On 1 September 1956, the Service Units Command "Julia" was formed in Udine, which consisted of the 58th Medical Section, the 58th Provisions Section, a mobile vehicle park, a mobile workshop, and an auto unit. At a later date the command also received the 108th Field Hospital. On 1 November 1961, the mobile vehicle park and mobile workshop merged to form the Resupply, Repairs, Recovery Unit "Julia".

On 1 January 1967, the Service Units Command "Julia" was reorganized as Services Grouping Command "Julia", which consisted of a command, the Auto Unit "Julia", the 58th Provisions Company, the Resupply, Repairs, Recovery Unit "Julia", the 58th Medical Section and the 108th Field Hospital. On 1 November 1971, the grouping received a veterinary unit. In 1973, the 58th Medical Section and 108th Field Hospital entered the newly formed Medical Battalion "Julia".

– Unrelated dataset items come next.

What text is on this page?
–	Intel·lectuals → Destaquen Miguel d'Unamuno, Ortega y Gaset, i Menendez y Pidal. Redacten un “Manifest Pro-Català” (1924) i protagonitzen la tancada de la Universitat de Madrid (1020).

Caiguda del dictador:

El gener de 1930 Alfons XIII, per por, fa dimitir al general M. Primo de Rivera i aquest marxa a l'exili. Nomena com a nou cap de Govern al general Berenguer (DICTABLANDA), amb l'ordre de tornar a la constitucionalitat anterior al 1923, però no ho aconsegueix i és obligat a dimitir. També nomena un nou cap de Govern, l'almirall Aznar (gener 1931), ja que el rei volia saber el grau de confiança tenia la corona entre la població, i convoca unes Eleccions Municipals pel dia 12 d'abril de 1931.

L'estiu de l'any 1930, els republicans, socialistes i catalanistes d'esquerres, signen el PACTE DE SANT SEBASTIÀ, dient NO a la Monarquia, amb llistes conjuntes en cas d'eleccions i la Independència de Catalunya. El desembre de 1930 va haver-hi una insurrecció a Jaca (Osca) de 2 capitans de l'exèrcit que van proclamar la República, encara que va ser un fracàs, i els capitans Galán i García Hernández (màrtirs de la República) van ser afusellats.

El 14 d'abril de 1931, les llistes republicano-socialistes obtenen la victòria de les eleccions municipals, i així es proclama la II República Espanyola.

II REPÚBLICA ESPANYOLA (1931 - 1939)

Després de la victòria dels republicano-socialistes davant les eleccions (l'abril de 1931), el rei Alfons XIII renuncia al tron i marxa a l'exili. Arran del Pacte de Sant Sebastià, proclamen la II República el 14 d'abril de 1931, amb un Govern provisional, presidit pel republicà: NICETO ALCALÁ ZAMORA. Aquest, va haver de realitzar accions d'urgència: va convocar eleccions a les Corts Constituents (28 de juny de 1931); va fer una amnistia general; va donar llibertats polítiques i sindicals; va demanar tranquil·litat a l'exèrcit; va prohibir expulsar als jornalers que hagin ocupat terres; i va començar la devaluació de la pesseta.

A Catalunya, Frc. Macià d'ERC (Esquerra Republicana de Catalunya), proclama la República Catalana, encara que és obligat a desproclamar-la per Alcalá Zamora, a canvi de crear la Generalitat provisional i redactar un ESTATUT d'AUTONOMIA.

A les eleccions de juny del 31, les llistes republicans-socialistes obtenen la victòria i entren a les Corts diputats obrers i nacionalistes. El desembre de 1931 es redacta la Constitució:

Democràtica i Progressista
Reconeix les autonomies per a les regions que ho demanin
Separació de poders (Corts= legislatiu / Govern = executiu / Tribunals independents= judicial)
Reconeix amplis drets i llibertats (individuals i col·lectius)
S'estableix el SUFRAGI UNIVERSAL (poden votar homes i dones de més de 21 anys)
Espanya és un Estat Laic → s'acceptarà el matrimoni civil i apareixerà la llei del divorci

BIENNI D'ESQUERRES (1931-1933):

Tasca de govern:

On 1 May 1976, as part of the 1975 army reform, the Services Grouping Command "Julia" was reorganized as Logistic Battalion "Julia". Initially the battalion consisted of a command, a command and services platoon, two light logistic units, a medium logistic unit, and two reserve medical units. At the time the battalion fielded 712 men (42 officers, 92 non-commissioned officers, and 588 soldiers). On 12 November 1976, the President of the Italian Republic Giovanni Leone granted with decree 846 the battalion a flag.

For their conduct and work after the 1976 Friuli earthquake the battalion's two light logistic units were both awarded a Silver Medal of Army Valor. The two medals were affixed to the battalion's flag and added to the battalion's coat of arms.

On 3 July 1981, the two medical units merged into a single reserve medical unit. On 1 November 1981, the battalion was reorganized and consisted afterwards of the following units:

- Logistic Battalion "Julia", in Udine
  - Command and Services Company
  - Supply Company
  - Maintenance Company
  - Medium Transport Company
  - Medical Unit (Reserve)

=== Recent times ===
In 1991, the battalion moved from Udine to Vacile. From November 1993 to April 1994, the battalion participated in the United Nations Operation in Mozambique in Mozambique. For its conduct and work in Mozambique the battalion was awarded a Bronze Cross of Army Merit, which was affixed to the battalion's flag.

On 29 January 2002, the Logistic Battalion "Julia" was disbanded and the battalion's flag was transferred to the Shrine of the Flags in the Vittoriano in Rome for safekeeping.